Bodie Ghost Town – Standard Stamp Gold Mill

The Bodie State Historic Park is a genuine California gold-mining ghost town.

Visitors can walk down the deserted streets of a town that once had a population of nearly 10,000 people. The town is named for Waterman S. Body (William Bodey), who had discovered small amounts of gold in hills north of Mono Lake. In 1875, a mine cave-in revealed pay dirt, which led to purchase of the mine by the Standard Company in 1877. People flocked to Bodie and transformed it from a town of a few dozen to a boomtown.

Only a small part of the town survives, preserved in a state of “arrested decay.” Interiors remain as they were left and stocked with goods. Designated as a National Historic Site and a State Historic Park in 1962, the remains of Bodie are being preserved in a state of “arrested decay”. Today this once thriving mining camp is visited by tourists, howling winds and an occasional ghost.

Access

  • Winter hours 9am to 4pm (November 4th to April 15th)
  • Summer hours 9am-6pm (April 15th to November 3rd )

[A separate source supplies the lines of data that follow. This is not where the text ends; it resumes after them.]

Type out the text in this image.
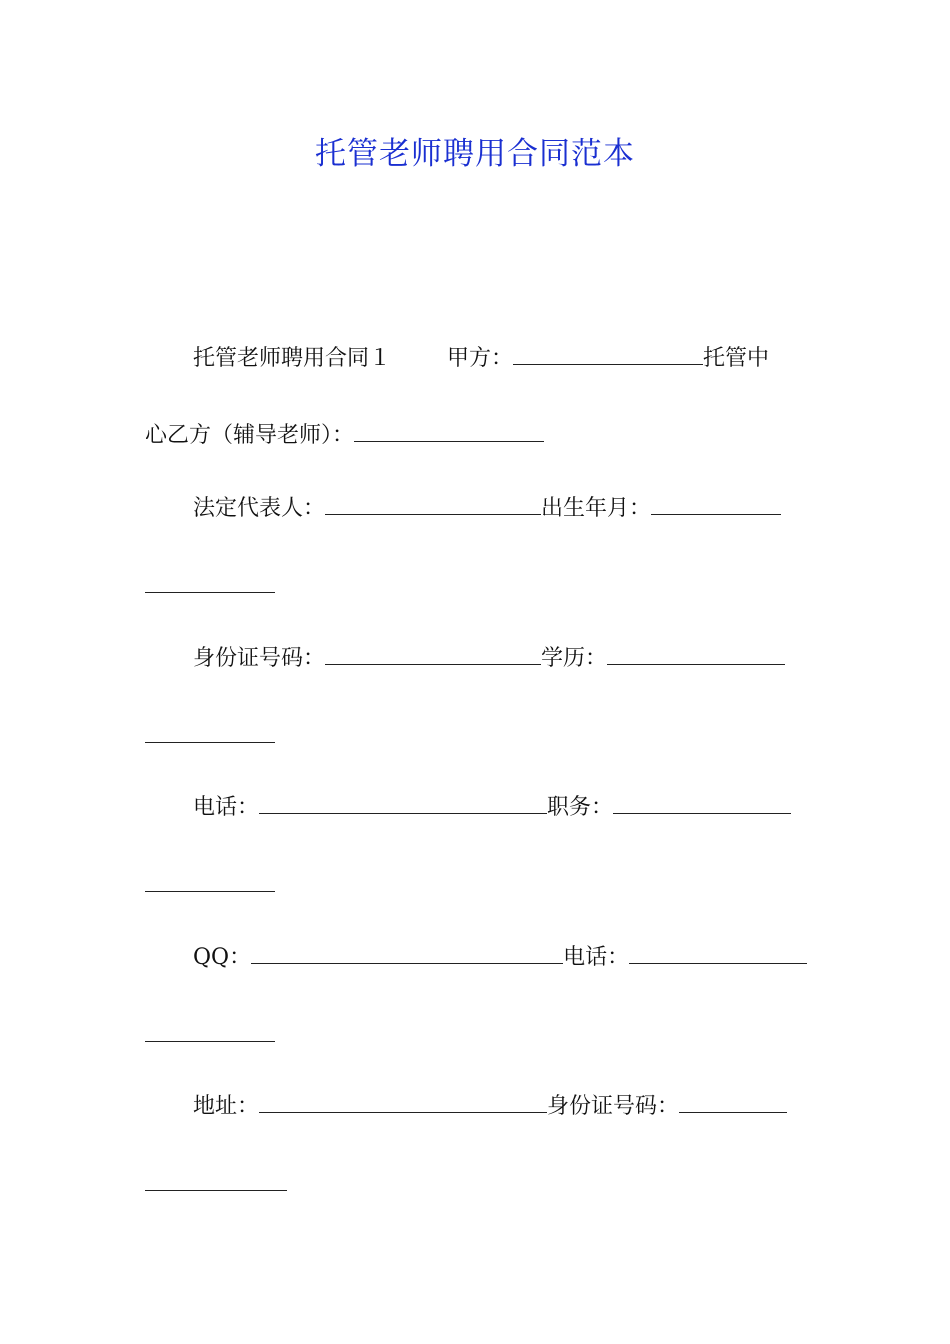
托管老师聘用合同范本
托管老师聘用合同１	甲方：	托管中
心乙方（辅导老师）：
法定代表人：	出生年月：
身份证号码：	学历：
电话：	职务：
QQ：	电话：
地址：	身份证号码：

In the winter, you may need a snowmobile to get in. The road is not plowed.

The only access at sunrise, sunset, and the interiors of the building is by permit. The cost is steep but worth it. My wife Liz and I went on a photography tour at $800 a pop.

The tour gave us access at sunrise, sunset, and the interiors of the building at mid-day.

Feature Image Details

I used a Canon 11-24 F4.0 L lens at 18mm, F16, ISO 500 for 2.5 seconds.

Lighting in the mill is difficult. Windows and lights blow out highlights. Shadows easily go black. The shots inside the mine are High Dynamic Range (HDR) blends.

Lightroom usually does a poor job at this but it did handle the feature image, which I further modified. Here are a couple more images from the inside of the mill.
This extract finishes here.